San Jac students showcase diversity through fashion show

A growing trend towards tolerance and acceptance has brought about the celebration of cultural differences.


International Student Organization (ISO) President, Zahra Shihabuddin, said diversity helps his club stand out at San Jacinto College South Campus.


“We don’t focus on the regular cliché ‘let’s play games,’ ‘let’s go here,’” Shihabuddin said. “We’re focused on expanding our horizons; try to get people to see what is beyond their American borders.”


To further this expansion, ISO is co-hosting, along with English for Speakers of Other Languages (ESOL), their second culturally-diverse fashion show.


Shihabuddin credits ISO and Student Government Association (SGA) member Kevin Mungai for conceiving the initial idea for the show.


“For us, we wanted to do something different,” Mungai said. “This is a cultural event.”


Centered on an array of fashion styles, Mungai said the show aims to demonstrate how clothing has different functions in different cultures.


According to Shihabuddin, last year’s fashion show was ISO’s first successful event. The open-mindedness of one participant was “the most beautiful thing” about the show, Shihabuddin said.


“I remember there was this African-American girl who wore the Indian Sari. She was very gorgeous,” Shihabuddin said. “She wore something that is completely different and does not reflect her culture at all. It showed that connection in cultures, and acceptance with one another,” Shihabuddin said.


Meanwhile, Mungai said many other San Jac organizations collaborated with ISO and ESOL in putting on the fashion show, including the Cosmetology Club.


“We try our best to involve other clubs,” Shihabuddin said. “The event tends to be stronger and is more likely to be successful.”


Mathematics Professor and ISO advisor, Zoya Birring, said last year’s Thanksgiving dinner was another of the club’s triumphs.


“We had over 70 people and for some of those international students, this was their first time for traditional Thanksgiving,” Birring said.

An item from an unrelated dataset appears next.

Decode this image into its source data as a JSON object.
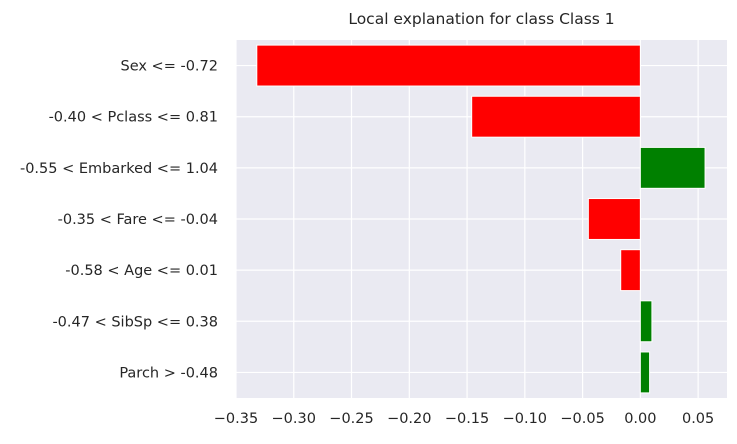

Shihabuddin said the dinner actually showed international students how Americans celebrate the Thanksgiving holiday.


According to Shihabuddin, students from across the San Jac district travel to South campus, “just to attend our events. It’s kind of like we’re the headquarters and they’re the satellite places.”


Birring said ISO members represent over 50 countries including Nepal, Vietnam, Kenya, Uganda, Nigeria and Mexico.


“We had several committed students,” Birring said. “That’s why we had such a successful year last year.”


Although many ISO members have international roots, American-born students are also involved in the club.


“We have students that have different backgrounds, but then they’re born and raised in America,” Shihabuddin said.


As a first-generation American born in India, Birring said her interest in ISO stems from her own experience of being an international student.


“Honestly, out of all the things I do out of San Jac, this is one of my favorite things to do,” Birring said. “Just to mentor and talk to these young kids, and learn a lot. It’s very fulfilling.”


Shihabuddin said the need for clubs like ISO arises from the College’s diverse student body.


“I’ve been an international student before. I know if I met somebody else, who’s at least close to where I come from, I attach myself to that person,” Shihabuddin said. “I feel like that’s a symbol of home.”


Furthermore, Mungai said diversity, as showcased by the fashion show, helps foster understanding and appreciation for other cultures.


“It’s like walking into a garden,” Mungai said. “A garden has (a) different variety of flowers and plants…. You can relate with maybe the costume. So there’s that relation in saying that ‘hey, you know, we’re not far from each other.’”


The fashion show starts at 6 p.m., Wednesday, April 9 in the banquet room of the J.D. Bruce Student Center at South campus.